Ci-dessus : Normandie 

                    

Ci-dessous : Mountains

Gustave Courbet 

 

Ci-dessus : La Vague, 1869, Huile sur toile, 66x90 cm 

                    Musée des Beaux-Arts de Lyon

Ci-dessous : Panorama des Alpes, vers 1876, Huile sur toile, 64 X 140 cm

2- Dominique de Font-Réaulx, ibid, p.83

 

 

 

 

 

 

 

 

 

3.note 2 de la lettre 73-13, Petra Ten-Doesschate Chu, Correspondance de Courbet, Flammarion, 1996, p. 428

         Très tôt, les photographes se sont intéressés à saisir et figer le mouvement de la vague, particulièrement Gustave Le Gray (1820-1884), le photographe officiel du Second Empire, qui réalisa une série de marines dans les années 1850. Une quête qui, à plus d'un siècle d'écart, continue d'animer des artistes comme Balthazar Burkhard. « Soucieux de la construction de ses images, il travaille à la manière des peintres classiques et ordonne son paysage représenté autour de grandes masses qui assoient la composition » [2].
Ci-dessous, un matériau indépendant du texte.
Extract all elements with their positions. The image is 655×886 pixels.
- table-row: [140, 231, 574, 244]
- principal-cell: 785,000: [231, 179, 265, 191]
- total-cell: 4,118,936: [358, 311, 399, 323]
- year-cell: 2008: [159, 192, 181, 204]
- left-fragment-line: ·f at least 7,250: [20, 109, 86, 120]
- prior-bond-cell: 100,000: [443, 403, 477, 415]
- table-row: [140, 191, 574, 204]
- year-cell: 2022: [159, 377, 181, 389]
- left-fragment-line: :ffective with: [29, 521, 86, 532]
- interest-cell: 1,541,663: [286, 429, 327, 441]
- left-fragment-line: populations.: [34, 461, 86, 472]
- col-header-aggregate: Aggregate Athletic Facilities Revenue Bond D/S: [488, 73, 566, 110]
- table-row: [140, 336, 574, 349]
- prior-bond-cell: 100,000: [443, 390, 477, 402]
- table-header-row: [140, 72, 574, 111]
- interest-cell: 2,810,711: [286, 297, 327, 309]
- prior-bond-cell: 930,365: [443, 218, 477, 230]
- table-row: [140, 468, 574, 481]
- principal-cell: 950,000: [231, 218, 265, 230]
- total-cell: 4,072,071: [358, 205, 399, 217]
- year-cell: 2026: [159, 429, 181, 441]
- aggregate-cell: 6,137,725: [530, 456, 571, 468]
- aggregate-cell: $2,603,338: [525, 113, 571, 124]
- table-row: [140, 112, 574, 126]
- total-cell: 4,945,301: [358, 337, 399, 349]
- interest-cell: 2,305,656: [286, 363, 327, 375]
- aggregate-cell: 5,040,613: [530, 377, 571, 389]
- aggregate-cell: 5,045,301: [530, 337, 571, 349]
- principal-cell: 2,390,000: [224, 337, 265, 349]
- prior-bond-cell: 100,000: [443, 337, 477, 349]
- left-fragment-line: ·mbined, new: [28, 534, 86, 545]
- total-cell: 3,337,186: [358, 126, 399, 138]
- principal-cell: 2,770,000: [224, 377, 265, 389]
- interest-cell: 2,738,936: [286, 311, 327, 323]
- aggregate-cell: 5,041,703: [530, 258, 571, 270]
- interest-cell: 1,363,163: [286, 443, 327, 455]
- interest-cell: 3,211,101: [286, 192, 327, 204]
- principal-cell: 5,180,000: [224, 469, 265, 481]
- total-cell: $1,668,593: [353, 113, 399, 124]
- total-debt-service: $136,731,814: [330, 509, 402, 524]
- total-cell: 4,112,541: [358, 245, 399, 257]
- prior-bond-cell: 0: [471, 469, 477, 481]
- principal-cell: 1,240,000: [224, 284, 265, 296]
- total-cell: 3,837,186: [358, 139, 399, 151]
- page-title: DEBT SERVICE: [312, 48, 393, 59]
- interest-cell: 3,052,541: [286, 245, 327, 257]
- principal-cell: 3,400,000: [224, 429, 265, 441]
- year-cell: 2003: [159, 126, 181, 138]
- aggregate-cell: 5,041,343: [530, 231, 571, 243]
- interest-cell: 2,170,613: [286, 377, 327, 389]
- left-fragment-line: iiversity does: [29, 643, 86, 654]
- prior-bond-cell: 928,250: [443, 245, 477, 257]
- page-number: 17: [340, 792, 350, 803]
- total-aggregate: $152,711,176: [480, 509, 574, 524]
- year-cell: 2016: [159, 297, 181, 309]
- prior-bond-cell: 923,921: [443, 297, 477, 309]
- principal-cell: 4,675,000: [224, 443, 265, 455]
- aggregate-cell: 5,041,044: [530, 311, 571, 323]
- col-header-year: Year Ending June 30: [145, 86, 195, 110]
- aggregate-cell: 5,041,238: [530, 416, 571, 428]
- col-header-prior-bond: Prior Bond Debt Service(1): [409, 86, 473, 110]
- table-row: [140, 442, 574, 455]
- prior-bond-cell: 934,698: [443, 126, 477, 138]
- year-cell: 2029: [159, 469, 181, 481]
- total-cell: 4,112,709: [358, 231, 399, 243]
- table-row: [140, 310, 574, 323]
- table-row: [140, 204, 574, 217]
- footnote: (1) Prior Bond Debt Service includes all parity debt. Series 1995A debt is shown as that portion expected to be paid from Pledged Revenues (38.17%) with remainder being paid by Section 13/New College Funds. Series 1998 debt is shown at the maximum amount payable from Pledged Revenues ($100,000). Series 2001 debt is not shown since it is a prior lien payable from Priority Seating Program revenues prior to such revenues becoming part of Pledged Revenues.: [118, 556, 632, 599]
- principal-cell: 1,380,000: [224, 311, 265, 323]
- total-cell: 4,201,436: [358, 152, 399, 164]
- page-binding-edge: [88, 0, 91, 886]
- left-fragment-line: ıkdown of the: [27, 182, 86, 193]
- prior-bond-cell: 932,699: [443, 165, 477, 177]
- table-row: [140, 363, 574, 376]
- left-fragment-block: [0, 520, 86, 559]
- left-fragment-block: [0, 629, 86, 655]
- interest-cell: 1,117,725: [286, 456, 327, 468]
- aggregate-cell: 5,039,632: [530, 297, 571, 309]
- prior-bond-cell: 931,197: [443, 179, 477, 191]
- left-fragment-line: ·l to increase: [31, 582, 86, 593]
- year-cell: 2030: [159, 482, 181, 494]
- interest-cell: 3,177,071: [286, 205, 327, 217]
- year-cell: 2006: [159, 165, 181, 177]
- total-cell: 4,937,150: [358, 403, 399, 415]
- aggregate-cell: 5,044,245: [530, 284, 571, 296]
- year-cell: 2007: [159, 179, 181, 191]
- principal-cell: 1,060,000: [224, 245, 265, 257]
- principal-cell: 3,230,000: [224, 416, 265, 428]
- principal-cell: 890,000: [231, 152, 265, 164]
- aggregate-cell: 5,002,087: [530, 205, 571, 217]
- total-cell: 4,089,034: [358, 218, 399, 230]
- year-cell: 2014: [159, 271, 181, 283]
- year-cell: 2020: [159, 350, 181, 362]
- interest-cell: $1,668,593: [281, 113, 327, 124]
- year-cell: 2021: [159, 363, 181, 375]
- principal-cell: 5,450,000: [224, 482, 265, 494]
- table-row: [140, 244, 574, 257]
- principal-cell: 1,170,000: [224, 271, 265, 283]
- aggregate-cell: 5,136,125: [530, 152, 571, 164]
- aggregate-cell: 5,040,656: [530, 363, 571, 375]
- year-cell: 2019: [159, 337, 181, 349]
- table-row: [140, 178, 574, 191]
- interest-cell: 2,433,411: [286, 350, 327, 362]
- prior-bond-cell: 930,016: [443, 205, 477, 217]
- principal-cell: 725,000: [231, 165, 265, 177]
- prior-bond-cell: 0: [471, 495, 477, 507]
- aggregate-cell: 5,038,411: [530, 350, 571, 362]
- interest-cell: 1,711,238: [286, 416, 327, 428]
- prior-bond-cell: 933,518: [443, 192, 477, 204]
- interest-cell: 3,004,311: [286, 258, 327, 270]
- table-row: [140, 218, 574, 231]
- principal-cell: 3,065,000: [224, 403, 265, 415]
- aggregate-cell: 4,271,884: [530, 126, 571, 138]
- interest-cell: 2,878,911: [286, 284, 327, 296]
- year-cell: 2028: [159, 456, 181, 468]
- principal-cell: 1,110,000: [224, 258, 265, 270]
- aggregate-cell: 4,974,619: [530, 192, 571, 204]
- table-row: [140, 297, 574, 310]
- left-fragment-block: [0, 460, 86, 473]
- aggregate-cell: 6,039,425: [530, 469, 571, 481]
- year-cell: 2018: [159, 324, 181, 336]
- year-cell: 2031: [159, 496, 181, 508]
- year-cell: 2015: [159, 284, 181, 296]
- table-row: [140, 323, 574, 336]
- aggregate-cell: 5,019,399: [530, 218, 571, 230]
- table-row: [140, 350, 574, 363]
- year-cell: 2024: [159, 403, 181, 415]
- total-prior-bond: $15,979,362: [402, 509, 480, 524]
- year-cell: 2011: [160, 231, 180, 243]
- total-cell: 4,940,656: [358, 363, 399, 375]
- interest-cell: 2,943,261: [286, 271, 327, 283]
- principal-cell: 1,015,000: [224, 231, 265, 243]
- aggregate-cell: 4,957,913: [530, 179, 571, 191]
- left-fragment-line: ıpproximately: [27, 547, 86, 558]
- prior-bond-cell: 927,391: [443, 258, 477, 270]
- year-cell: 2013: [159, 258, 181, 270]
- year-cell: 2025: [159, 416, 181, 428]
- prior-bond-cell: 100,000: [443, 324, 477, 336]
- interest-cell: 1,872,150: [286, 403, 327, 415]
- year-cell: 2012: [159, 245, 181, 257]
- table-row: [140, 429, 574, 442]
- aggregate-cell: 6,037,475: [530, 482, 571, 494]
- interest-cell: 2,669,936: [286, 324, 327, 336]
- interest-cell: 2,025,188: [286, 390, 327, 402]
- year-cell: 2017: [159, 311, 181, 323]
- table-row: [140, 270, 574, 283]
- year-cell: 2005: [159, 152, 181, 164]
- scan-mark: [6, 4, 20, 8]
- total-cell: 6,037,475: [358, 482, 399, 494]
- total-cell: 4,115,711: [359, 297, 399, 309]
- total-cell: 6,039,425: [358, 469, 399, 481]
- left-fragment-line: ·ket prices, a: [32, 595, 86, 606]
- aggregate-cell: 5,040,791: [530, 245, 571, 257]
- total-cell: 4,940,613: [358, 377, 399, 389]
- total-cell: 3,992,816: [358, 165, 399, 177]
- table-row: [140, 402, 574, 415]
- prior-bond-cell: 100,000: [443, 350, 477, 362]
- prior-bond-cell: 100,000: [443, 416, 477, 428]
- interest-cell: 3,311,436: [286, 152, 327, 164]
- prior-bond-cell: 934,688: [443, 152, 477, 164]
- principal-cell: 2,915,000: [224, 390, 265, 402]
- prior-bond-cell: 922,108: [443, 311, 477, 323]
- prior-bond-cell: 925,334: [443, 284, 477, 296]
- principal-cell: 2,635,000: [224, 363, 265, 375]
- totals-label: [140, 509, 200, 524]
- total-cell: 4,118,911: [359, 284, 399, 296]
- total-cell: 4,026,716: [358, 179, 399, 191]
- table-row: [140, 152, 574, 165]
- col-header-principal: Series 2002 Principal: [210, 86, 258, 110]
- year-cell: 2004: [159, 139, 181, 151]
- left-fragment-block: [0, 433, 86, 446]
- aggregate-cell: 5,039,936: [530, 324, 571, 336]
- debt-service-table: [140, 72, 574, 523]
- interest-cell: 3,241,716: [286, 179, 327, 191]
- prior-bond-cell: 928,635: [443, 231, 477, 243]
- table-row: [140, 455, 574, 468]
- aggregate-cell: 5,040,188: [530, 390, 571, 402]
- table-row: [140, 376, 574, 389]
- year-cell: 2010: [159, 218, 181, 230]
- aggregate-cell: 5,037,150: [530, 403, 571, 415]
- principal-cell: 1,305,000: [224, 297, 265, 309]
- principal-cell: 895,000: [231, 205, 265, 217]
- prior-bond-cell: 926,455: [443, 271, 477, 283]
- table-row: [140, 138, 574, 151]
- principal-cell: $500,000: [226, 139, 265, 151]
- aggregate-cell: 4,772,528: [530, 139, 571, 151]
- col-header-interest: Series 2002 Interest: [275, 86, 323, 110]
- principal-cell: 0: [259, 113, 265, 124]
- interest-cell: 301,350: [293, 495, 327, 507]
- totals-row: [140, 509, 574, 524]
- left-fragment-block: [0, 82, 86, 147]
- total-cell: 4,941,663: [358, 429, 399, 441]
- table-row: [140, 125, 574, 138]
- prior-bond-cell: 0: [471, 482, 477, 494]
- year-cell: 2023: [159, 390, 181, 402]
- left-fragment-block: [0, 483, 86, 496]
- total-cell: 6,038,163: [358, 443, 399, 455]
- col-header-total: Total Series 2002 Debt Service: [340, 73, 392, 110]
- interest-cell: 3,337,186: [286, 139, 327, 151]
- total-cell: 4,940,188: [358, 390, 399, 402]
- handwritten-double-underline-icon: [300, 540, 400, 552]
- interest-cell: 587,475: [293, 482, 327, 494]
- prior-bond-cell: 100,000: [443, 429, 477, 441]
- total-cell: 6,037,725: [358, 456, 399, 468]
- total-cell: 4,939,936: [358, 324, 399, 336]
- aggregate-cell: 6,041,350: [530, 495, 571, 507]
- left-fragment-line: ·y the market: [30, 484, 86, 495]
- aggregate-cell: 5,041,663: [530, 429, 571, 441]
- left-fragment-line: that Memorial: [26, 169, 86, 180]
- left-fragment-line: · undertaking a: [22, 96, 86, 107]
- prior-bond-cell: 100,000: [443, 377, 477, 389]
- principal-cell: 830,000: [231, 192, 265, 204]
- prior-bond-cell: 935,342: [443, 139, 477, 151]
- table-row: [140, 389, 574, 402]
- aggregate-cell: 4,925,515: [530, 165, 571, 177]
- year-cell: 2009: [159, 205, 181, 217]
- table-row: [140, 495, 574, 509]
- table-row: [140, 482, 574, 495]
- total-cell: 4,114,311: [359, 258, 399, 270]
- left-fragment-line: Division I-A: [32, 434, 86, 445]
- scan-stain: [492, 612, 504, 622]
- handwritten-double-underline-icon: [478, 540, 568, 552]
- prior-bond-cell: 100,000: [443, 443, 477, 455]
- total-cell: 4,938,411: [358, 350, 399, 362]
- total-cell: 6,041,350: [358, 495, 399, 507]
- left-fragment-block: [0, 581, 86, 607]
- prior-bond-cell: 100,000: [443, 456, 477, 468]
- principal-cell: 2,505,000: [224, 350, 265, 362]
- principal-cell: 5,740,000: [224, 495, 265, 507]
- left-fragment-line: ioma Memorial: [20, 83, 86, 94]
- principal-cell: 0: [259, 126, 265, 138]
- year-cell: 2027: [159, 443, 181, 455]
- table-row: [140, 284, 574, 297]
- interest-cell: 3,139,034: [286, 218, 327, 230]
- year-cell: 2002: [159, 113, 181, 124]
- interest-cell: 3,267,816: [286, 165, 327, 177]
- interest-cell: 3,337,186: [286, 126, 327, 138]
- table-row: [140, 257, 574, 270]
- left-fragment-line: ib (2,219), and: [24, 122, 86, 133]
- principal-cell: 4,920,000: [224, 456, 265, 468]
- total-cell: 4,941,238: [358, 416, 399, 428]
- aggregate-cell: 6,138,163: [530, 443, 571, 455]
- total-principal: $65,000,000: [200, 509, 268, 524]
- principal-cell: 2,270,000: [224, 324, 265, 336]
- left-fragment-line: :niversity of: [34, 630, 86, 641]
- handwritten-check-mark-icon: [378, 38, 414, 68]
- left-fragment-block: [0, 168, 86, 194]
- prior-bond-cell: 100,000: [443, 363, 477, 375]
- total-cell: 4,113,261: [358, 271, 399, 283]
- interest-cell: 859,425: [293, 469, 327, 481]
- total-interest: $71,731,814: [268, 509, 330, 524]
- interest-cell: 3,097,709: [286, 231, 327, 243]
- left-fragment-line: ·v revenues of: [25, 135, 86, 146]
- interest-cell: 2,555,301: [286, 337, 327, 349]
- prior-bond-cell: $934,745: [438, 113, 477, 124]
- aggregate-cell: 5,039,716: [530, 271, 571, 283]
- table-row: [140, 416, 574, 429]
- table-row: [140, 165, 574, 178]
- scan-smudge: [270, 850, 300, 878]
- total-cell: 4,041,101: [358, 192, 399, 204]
         Balthazar Burkhard donne à sa vague normande la même force dramatique de l'élément déchaîné : nulle invitation à la méditation dans cette représentation de la nature. L'élément montagne est de la même façon traité sans concession : les montagnes de Burkhard, comme celles de Courbet, ne sont pas romantiques. Par le traitement réaliste de sa massivité statique (la montagne) ou de la violence de sa puissance (l'eau), la nature que nous donnent à voir les deux artistes ne laissent pas de place à l'homme, et la mise à distance de l'"élément humain" donne une vision intemporelle et donc pérenne du sujet ; ce faisant, en lui déniant toute narration, il l'exclut de toute histoire, petite et grande. Mais n'était-ce pas le but recherché de Courbet, du fond de son amer exil ? A l'hiver 1874, Courbet reçoit à Vevey l'écrivain américain Moncure Conway, agissant comme intermédiaire pour le compte d'un admirateur "politique" du peintre d'Ornans, futur gouverneur de l'Ohio : « Conway raconte [...] qu'il trouvait les récents paysages de Courbet représentant les montagnes et les lacs d'une grande puissance, mais sombres et emplis de tristesse. Il déclara au peintre qu'il préférait les paysages animés. Courbet lui répondit qu'il ne pouvait pas introduire de figures humaines dans ces grandes montagnes, car cela leur ferait perdre de leur immensité ; il ajouta que, depuis son départ d'Ornans, il n'avait plus le cœur à peindre les hommes » [3].